Managing diabetic cats involves looking at all the factors that can affect their insulin production and insulin response.
As obesity can lead to resistance to insulin, in some cases getting an overweight cat down to a healthy weight will result in resolution of the diabetes.
As well as helping your cat become a healthy weight, giving the right diet can also help manage their diabetes directly.
Feeding a low carbohydrate diet can lead to less insulin requirement and can even, in some cases, help diabetes resolve.
Specialised diets for diabetic cats have been developed so if your cat will take these this can be very helpful. Your vet can advise on the best nutrition plan for your cat.
Click here for more information about your cat’s healthy weight
Keeping your cats feeds as regular and routine as possible will also keep their insulin requirements predictable.
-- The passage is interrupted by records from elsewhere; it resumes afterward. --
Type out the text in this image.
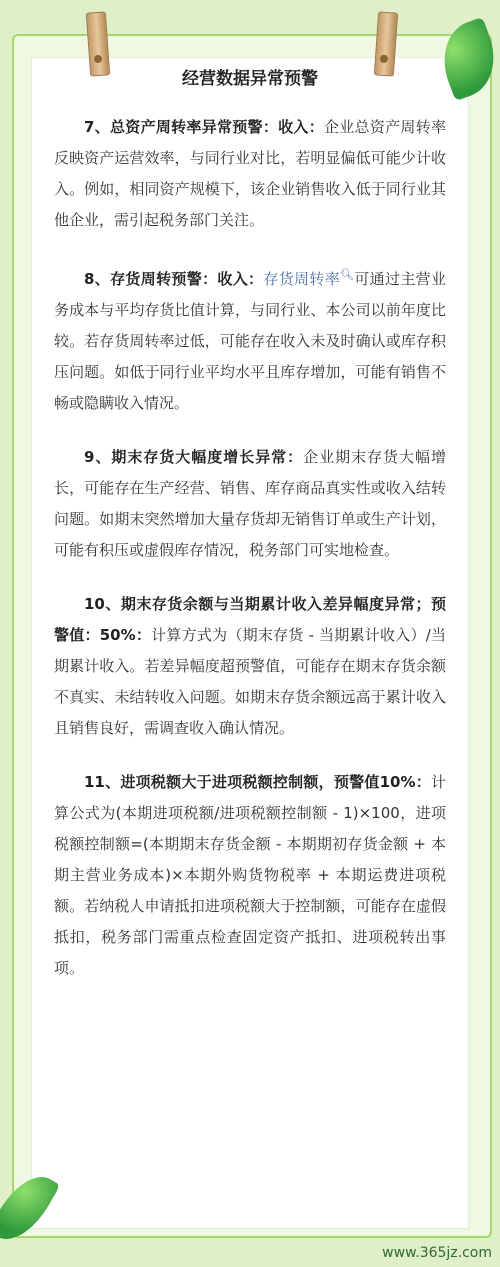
经营数据异常预警

7、总资产周转率异常预警：收入：企业总资产周转率反映资产运营效率，与同行业对比，若明显偏低可能少计收入。例如，相同资产规模下，该企业销售收入低于同行业其他企业，需引起税务部门关注。

8、存货周转预警：收入：存货周转率🔍︎可通过主营业务成本与平均存货比值计算，与同行业、本公司以前年度比较。若存货周转率过低，可能存在收入未及时确认或库存积压问题。如低于同行业平均水平且库存增加，可能有销售不畅或隐瞒收入情况。

9、期末存货大幅度增长异常：企业期末存货大幅增长，可能存在生产经营、销售、库存商品真实性或收入结转问题。如期末突然增加大量存货却无销售订单或生产计划，可能有积压或虚假库存情况，税务部门可实地检查。

10、期末存货余额与当期累计收入差异幅度异常；预警值：50%：计算方式为（期末存货 - 当期累计收入）/当期累计收入。若差异幅度超预警值，可能存在期末存货余额不真实、未结转收入问题。如期末存货余额远高于累计收入且销售良好，需调查收入确认情况。

11、进项税额大于进项税额控制额，预警值10%：计算公式为(本期进项税额/进项税额控制额 - 1)×100，进项税额控制额=(本期期末存货金额 - 本期期初存货金额 + 本期主营业务成本)×本期外购货物税率 + 本期运费进项税额。若纳税人申请抵扣进项税额大于控制额，可能存在虚假抵扣，税务部门需重点检查固定资产抵扣、进项税转出事项。

www.365jz.com
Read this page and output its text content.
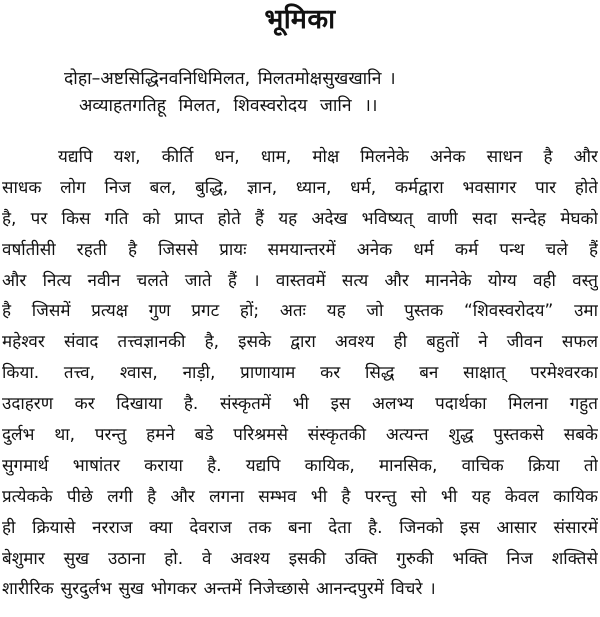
भूमिका
दोहा–अष्टसिद्धिनवनिधिमिलत, मिलतमोक्षसुखखानि ।
अव्याहतगतिहू मिलत, शिवस्वरोदय जानि ।।
यद्यपि यश, कीर्ति धन, धाम, मोक्ष मिलनेके अनेक साधन है और
साधक लोग निज बल, बुद्धि, ज्ञान, ध्यान, धर्म, कर्मद्वारा भवसागर पार होते
है, पर किस गति को प्राप्त होते हैं यह अदेख भविष्यत् वाणी सदा सन्देह मेघको
वर्षातीसी रहती है जिससे प्रायः समयान्तरमें अनेक धर्म कर्म पन्थ चले हैं
और नित्य नवीन चलते जाते हैं । वास्तवमें सत्य और माननेके योग्य वही वस्तु
है जिसमें प्रत्यक्ष गुण प्रगट हों; अतः यह जो पुस्तक “शिवस्वरोदय” उमा
महेश्वर संवाद तत्त्वज्ञानकी है, इसके द्वारा अवश्य ही बहुतों ने जीवन सफल
किया. तत्त्व, श्वास, नाड़ी, प्राणायाम कर सिद्ध बन साक्षात् परमेश्वरका
उदाहरण कर दिखाया है. संस्कृतमें भी इस अलभ्य पदार्थका मिलना गहुत
दुर्लभ था, परन्तु हमने बडे परिश्रमसे संस्कृतकी अत्यन्त शुद्ध पुस्तकसे सबके
सुगमार्थ भाषांतर कराया है. यद्यपि कायिक, मानसिक, वाचिक क्रिया तो
प्रत्येकके पीछे लगी है और लगना सम्भव भी है परन्तु सो भी यह केवल कायिक
ही क्रियासे नरराज क्या देवराज तक बना देता है. जिनको इस आसार संसारमें
बेशुमार सुख उठाना हो. वे अवश्य इसकी उक्ति गुरुकी भक्ति निज शक्तिसे
शारीरिक सुरदुर्लभ सुख भोगकर अन्तमें निजेच्छासे आनन्दपुरमें विचरे ।
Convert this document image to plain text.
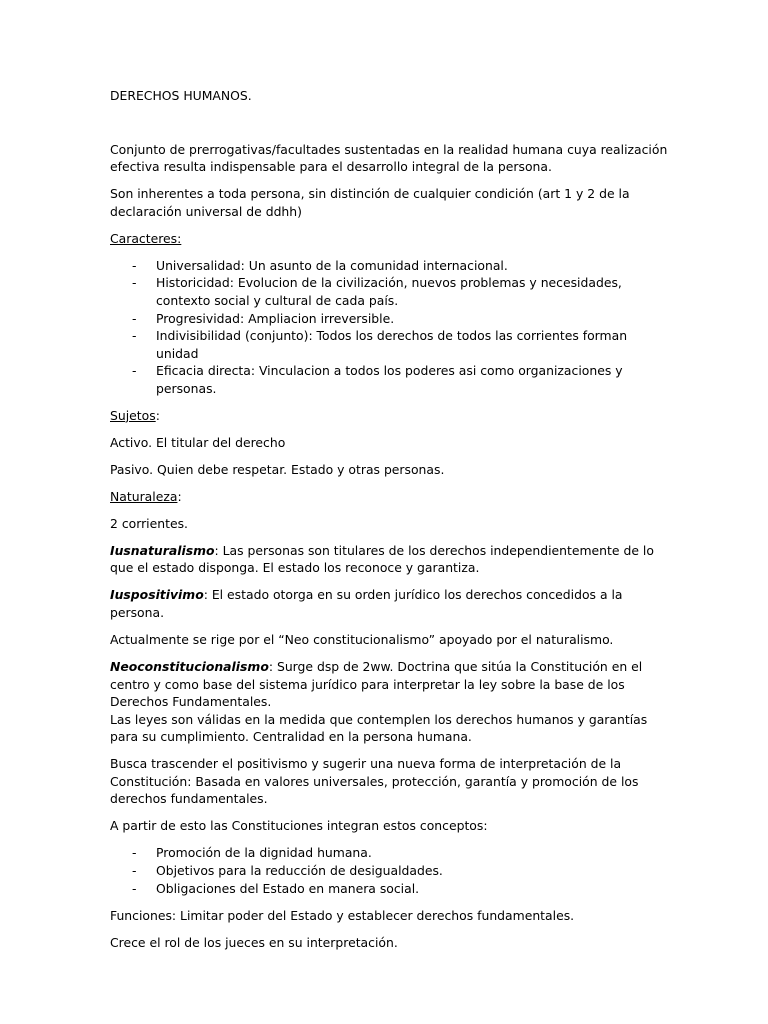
DERECHOS HUMANOS.

Conjunto de prerrogativas/facultades sustentadas en la realidad humana cuya realización efectiva resulta indispensable para el desarrollo integral de la persona.

Son inherentes a toda persona, sin distinción de cualquier condición (art 1 y 2 de la declaración universal de ddhh)

Caracteres:

- Universalidad: Un asunto de la comunidad internacional.
- Historicidad: Evolucion de la civilización, nuevos problemas y necesidades, contexto social y cultural de cada país.
- Progresividad: Ampliacion irreversible.
- Indivisibilidad (conjunto): Todos los derechos de todos las corrientes forman unidad
- Eficacia directa: Vinculacion a todos los poderes asi como organizaciones y personas.

Sujetos:

Activo. El titular del derecho

Pasivo. Quien debe respetar. Estado y otras personas.

Naturaleza:

2 corrientes.

Iusnaturalismo: Las personas son titulares de los derechos independientemente de lo que el estado disponga. El estado los reconoce y garantiza.

Iuspositivimo: El estado otorga en su orden jurídico los derechos concedidos a la persona.

Actualmente se rige por el “Neo constitucionalismo” apoyado por el naturalismo.

Neoconstitucionalismo: Surge dsp de 2ww. Doctrina que sitúa la Constitución en el centro y como base del sistema jurídico para interpretar la ley sobre la base de los Derechos Fundamentales.
Las leyes son válidas en la medida que contemplen los derechos humanos y garantías para su cumplimiento. Centralidad en la persona humana.

Busca trascender el positivismo y sugerir una nueva forma de interpretación de la Constitución: Basada en valores universales, protección, garantía y promoción de los derechos fundamentales.

A partir de esto las Constituciones integran estos conceptos:

- Promoción de la dignidad humana.
- Objetivos para la reducción de desigualdades.
- Obligaciones del Estado en manera social.

Funciones: Limitar poder del Estado y establecer derechos fundamentales.

Crece el rol de los jueces en su interpretación.
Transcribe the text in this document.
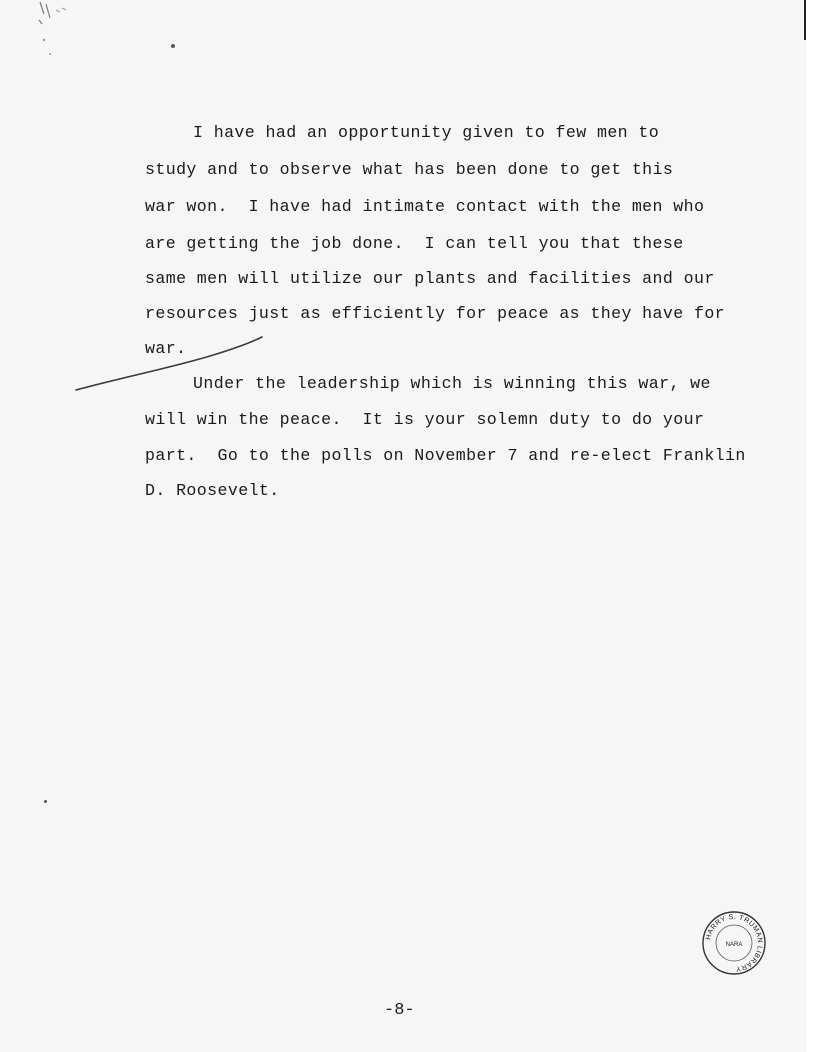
I have had an opportunity given to few men to
study and to observe what has been done to get this
war won.  I have had intimate contact with the men who
are getting the job done.  I can tell you that these
same men will utilize our plants and facilities and our
resources just as efficiently for peace as they have for
war.
Under the leadership which is winning this war, we
will win the peace.  It is your solemn duty to do your
part.  Go to the polls on November 7 and re-elect Franklin
D. Roosevelt.
HARRY S. TRUMAN LIBRARY
NARA
-8-
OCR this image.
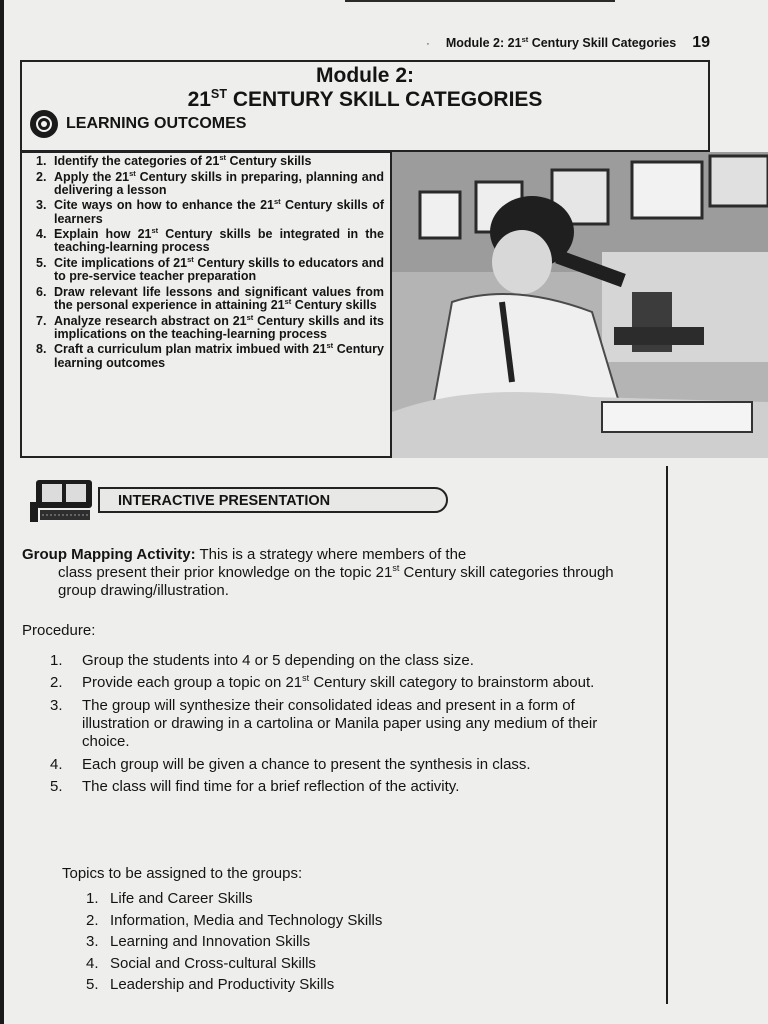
· Module 2: 21st Century Skill Categories 19
Module 2:
21ST CENTURY SKILL CATEGORIES
LEARNING OUTCOMES
1. Identify the categories of 21st Century skills
2. Apply the 21st Century skills in preparing, planning and delivering a lesson
3. Cite ways on how to enhance the 21st Century skills of learners
4. Explain how 21st Century skills be integrated in the teaching-learning process
5. Cite implications of 21st Century skills to educators and to pre-service teacher preparation
6. Draw relevant life lessons and significant values from the personal experience in attaining 21st Century skills
7. Analyze research abstract on 21st Century skills and its implications on the teaching-learning process
8. Craft a curriculum plan matrix imbued with 21st Century learning outcomes
INTERACTIVE PRESENTATION
Group Mapping Activity: This is a strategy where members of the
class present their prior knowledge on the topic 21st Century skill categories through group drawing/illustration.
Procedure:
1.	Group the students into 4 or 5 depending on the class size.
2.	Provide each group a topic on 21st Century skill category to brainstorm about.
3.	The group will synthesize their consolidated ideas and present in a form of illustration or drawing in a cartolina or Manila paper using any medium of their choice.
4.	Each group will be given a chance to present the synthesis in class.
5.	The class will find time for a brief reflection of the activity.
Topics to be assigned to the groups:
1. Life and Career Skills
2. Information, Media and Technology Skills
3. Learning and Innovation Skills
4. Social and Cross-cultural Skills
5. Leadership and Productivity Skills
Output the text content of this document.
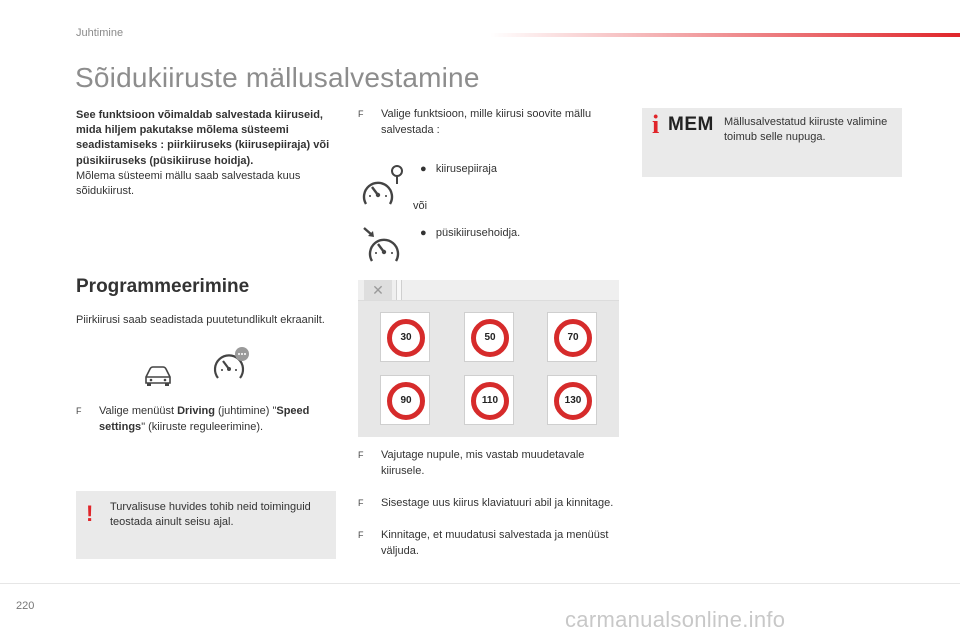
Juhtimine
Sõidukiiruste mällusalvestamine
See funktsioon võimaldab salvestada kiiruseid, mida hiljem pakutakse mõlema süsteemi seadistamiseks : piirkiiruseks (kiirusepiiraja) või püsikiiruseks (püsikiiruse hoidja).
Mõlema süsteemi mällu saab salvestada kuus sõidukiirust.
Programmeerimine
Piirkiirusi saab seadistada puutetundlikult ekraanilt.
F	Valige menüüst Driving (juhtimine) "Speed settings" (kiiruste reguleerimine).
! Turvalisuse huvides tohib neid toiminguid teostada ainult seisu ajal.
F	Valige funktsioon, mille kiirusi soovite mällu salvestada :
● kiirusepiiraja
või
● püsikiirusehoidja.
i MEM Mällusalvestatud kiiruste valimine toimub selle nupuga.
✕
30	50	70
90	110	130
F	Vajutage nupule, mis vastab muudetavale kiirusele.
F	Sisestage uus kiirus klaviatuuri abil ja kinnitage.
F	Kinnitage, et muudatusi salvestada ja menüüst väljuda.
220
carmanualsonline.info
Try and feed your cat at the same times every day, with the same food, and avoid treats.
As most diabetic cats struggle to produce their own insulin giving insulin via injection is the most common way to manage their blood sugar levels.
Insulin injections are usually given every 12 hours, immediately after meals, although in some cases cats can be managed by a once daily injection.
Your cat’s starting insulin dose will be based on their body weight. Your vet will then monitor your cat’s response to the insulin, making adjustments to the dose until the current optimal dose has been determined.
Never change your cat’s insulin dose yourself without speaking to your vet.
This process can take weeks or months, and your cat’s ideal dose may change over time so it’s important to keep having regular check-ups with your vet. Getting the dose right is critical – a too high dose can push your cat’s blood sugar too low, which is very dangerous.
Many people find the idea of injecting their cat scary at first. Your vet will spend time with you showing you how to inject your cat – the needle is very fine and most cats don’t react at all!
If you are in any doubt about giving your cat’s insulin, always speak to your vet.
Anything that may be affecting the way your cat responds to insulin should be addressed.
- Any drugs that may be causing diabetes
There are some tablet medications available for cats with mild diabetes. These are usually not as efficacious as the injections, but may be useful in cats that are impossible to inject.